17.07.2008

Renaissance italienne : entre éducation sentimentale et modification réussie.

Autour d’une nouvelle histoire d’amour sur fond de Toscane, Eric Laurrent propose dans Renaissance italienne ( Ed. de Minuit) un véritable roman plein de suspense où les phrases nous mènent sur des chemins de plus en plus sinueux, au risque de s’y perdre. Sortant d’une séparation brutale avec Clara Stern, le narrateur est sans cesse ramené à la femme aimée dans les lieux qu’ils ont fréquentés. Son voyage à Florence lui a permis de laisser sa pensée s’abandonner à d’autres beautés, celles de la culture brillante du Quattrocento. Malgré cela, le retour à Paris le ramène au souvenir de Clara, dont la reconquête se fait de plus en plus inespérée, au point de la haïr. C’est alors que le récit arrive à un tournant : délaissant sa vie parisienne, s’enfermant du monde, il se met à écrire son histoire avec Clara Stern, une histoire ni tout à fait la même, ni tout à fait une autre. Revenu à la vie, il rencontre chez un ami commun Yalda, en partance dès le lendemain en Toscane, qui lui propose de la rejoindre. « De retour de Florence, où j’étais allé passer une dizaine de jours pour oublier Clara Stern, je ne pouvais imaginer que le destin me ramènerait en Toscane quelque neuf mois plus tard – et encore moins que j’y trouverais l’amour. » Yalda le déroute, tant par sa fragilité, son naturel, ses rires que par l’émotion qu’elle engendre chez le narrateur, troublé leur complicité instinctive et leur goût partagé pour les beautés italiennes de la Toscane.

 

Outre cette histoire, ce récit n’est pas sans rappeler à certains moments Les Fragments d’un discours amoureux de Barthes, voire même pour certains détails La Modification de Butor. Toutefois, Eric Laurrent a su développer un style d’une élégance rare, «pesant chaque syntagme, chaque terme, en reprenant sans cesse la formulation, jusqu'à la refondre entièrement des dizaines de fois, hésitant bientôt entre une infinité de combinaisons possibles dont nulle n'était en définitive meilleure qu'une autre, toutes s’affirmant comme de purs exercices de style», le tout mêlé à certaines scènes faites d’autodérision et d’humour, comme si le narrateur, dans l’exercice de la réécriture, se dédoublait dans le récit d’une histoire amoureuse, entre un homme plein de passion et de déraison et l’écrivain plongé dans un univers reconstruit. «Tout soupirant est aliéné en effet, deux fous cohabitant en lui, l'un frappé d'un excès de passion, l'autre, d'un excès de raison, lesquels n'ont de cesse de se disputer tour à tour son esprit. (…) Cette oscillation permanente entre espoir et dépit, certitude et désillusion, m'empêchait de prendre toute initiative.» Œuvre à la fois postmoderne, baroque, burlesque même, l’écriture de Laurrent cherche à se détacher de la réalité immédiate pour établir des ponts avec la littérarité de ses propres expériences, l’intermédialité avec les œuvres d’arts. Ce roman est véritablement un « catalogue » des possibilités narratives offertes au roman contemporain français : Renaissance italienne évolue à la fois entre écriture de soi et autofiction, tout en essayant de trouver par un style extrêmement construit par le regard notamment, à donner ce goût renouvelé des objets et des descriptions.

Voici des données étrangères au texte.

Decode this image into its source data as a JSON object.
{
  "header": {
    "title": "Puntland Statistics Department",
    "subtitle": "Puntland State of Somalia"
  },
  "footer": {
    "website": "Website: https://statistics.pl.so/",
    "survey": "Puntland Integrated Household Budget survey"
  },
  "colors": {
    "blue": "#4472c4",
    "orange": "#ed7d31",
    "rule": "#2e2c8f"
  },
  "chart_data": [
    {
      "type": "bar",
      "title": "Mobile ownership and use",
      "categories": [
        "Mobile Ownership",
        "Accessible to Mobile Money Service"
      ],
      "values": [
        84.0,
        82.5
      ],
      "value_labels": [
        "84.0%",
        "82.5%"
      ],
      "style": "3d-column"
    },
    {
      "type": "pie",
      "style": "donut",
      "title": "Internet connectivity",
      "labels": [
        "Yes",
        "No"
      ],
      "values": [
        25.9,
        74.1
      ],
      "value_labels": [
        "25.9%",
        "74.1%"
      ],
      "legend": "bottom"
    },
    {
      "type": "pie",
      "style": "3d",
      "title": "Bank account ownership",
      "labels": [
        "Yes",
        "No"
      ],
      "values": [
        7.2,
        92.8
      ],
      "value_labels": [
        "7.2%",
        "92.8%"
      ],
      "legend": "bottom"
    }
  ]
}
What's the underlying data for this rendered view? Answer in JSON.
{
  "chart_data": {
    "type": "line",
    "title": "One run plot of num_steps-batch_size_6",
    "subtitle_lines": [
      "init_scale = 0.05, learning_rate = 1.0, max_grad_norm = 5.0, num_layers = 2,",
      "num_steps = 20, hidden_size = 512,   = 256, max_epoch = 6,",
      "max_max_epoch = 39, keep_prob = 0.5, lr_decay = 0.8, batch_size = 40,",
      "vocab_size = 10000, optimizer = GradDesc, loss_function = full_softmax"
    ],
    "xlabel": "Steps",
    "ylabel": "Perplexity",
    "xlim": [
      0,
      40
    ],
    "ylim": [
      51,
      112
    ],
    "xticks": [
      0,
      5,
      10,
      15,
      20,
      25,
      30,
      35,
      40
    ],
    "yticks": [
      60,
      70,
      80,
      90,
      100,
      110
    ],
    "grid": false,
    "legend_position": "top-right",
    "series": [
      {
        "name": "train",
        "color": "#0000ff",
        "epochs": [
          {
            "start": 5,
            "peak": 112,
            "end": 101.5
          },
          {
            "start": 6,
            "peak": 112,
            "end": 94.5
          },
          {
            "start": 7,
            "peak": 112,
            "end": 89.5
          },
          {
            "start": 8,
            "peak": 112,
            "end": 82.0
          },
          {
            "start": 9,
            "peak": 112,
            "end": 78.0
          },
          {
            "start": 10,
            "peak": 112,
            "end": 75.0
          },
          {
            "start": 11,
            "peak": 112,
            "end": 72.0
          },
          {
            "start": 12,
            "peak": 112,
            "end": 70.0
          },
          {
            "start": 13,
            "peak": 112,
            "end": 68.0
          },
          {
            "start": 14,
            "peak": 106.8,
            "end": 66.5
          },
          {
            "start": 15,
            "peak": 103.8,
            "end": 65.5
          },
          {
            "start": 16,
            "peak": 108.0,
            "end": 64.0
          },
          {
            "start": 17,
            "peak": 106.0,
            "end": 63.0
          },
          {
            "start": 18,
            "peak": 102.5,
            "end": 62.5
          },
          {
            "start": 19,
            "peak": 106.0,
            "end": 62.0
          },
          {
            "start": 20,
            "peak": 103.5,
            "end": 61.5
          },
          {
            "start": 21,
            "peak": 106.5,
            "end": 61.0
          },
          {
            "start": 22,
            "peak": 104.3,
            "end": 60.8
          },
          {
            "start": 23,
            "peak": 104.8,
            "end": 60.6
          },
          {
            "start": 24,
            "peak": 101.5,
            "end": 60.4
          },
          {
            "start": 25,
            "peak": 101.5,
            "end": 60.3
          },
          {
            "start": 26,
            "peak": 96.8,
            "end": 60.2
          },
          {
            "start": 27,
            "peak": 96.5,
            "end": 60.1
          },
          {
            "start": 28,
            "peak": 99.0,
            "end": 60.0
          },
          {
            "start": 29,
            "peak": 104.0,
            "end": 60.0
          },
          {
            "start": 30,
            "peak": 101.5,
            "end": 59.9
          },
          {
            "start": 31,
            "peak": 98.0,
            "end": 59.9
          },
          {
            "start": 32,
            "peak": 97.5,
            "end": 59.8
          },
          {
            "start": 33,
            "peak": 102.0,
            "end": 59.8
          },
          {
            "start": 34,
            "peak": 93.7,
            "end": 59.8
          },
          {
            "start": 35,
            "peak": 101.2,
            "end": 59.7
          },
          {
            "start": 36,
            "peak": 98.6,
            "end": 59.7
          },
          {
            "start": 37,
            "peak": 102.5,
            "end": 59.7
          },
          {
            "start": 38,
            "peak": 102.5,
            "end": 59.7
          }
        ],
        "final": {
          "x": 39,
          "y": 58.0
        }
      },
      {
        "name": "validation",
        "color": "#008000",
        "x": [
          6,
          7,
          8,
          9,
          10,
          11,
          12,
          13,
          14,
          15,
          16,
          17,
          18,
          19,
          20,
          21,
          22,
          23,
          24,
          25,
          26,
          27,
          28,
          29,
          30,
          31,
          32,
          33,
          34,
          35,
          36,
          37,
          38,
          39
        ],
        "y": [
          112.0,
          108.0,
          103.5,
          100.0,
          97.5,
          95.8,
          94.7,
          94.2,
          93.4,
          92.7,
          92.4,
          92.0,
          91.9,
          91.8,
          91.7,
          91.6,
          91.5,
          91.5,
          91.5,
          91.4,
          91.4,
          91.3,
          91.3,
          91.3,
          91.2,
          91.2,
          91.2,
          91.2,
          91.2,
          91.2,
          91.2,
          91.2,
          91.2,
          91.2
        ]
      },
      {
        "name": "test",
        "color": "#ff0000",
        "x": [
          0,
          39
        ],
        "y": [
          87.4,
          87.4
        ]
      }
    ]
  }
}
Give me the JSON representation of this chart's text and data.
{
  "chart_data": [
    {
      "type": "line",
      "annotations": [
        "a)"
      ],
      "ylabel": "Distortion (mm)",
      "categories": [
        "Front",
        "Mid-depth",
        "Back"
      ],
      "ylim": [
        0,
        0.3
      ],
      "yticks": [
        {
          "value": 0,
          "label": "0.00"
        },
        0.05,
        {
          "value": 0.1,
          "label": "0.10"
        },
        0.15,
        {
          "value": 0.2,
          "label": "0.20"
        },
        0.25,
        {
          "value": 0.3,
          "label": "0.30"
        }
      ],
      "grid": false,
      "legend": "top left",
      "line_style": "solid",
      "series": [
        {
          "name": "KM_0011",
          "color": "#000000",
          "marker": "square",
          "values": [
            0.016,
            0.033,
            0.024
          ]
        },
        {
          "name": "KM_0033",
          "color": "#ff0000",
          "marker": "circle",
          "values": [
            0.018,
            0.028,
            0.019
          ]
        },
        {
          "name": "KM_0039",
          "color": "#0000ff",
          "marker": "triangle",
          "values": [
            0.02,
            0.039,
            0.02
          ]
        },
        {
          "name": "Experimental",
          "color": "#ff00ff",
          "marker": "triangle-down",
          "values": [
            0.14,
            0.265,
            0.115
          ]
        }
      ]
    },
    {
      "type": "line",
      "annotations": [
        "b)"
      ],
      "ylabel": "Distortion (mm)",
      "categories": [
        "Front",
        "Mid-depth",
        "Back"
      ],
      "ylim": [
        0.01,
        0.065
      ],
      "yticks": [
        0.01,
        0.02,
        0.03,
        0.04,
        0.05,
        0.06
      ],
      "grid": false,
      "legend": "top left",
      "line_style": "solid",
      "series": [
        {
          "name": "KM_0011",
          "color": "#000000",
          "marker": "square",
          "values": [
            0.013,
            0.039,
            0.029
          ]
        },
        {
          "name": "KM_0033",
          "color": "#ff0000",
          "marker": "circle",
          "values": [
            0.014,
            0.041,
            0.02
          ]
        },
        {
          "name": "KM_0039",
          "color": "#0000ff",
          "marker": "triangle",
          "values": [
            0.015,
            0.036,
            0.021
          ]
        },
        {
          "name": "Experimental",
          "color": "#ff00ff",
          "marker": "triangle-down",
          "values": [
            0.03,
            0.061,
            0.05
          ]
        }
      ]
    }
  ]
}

______________________________________________________________________________________________________________________

Eric Laurrent, Renaissance italienne, Ed. de Minuit, 2008.

www.leseditionsdeminuit.eu

Commentaires

Beaucoup de justesse dans votre chronique. Un roman délicieux qui m'a fait découvrir Eric Laurrent. Après avoir lu ses autres publications chez Minuit, je pense pouvoir me risquer à dire que c'est à ce jour son roman le plus abouti !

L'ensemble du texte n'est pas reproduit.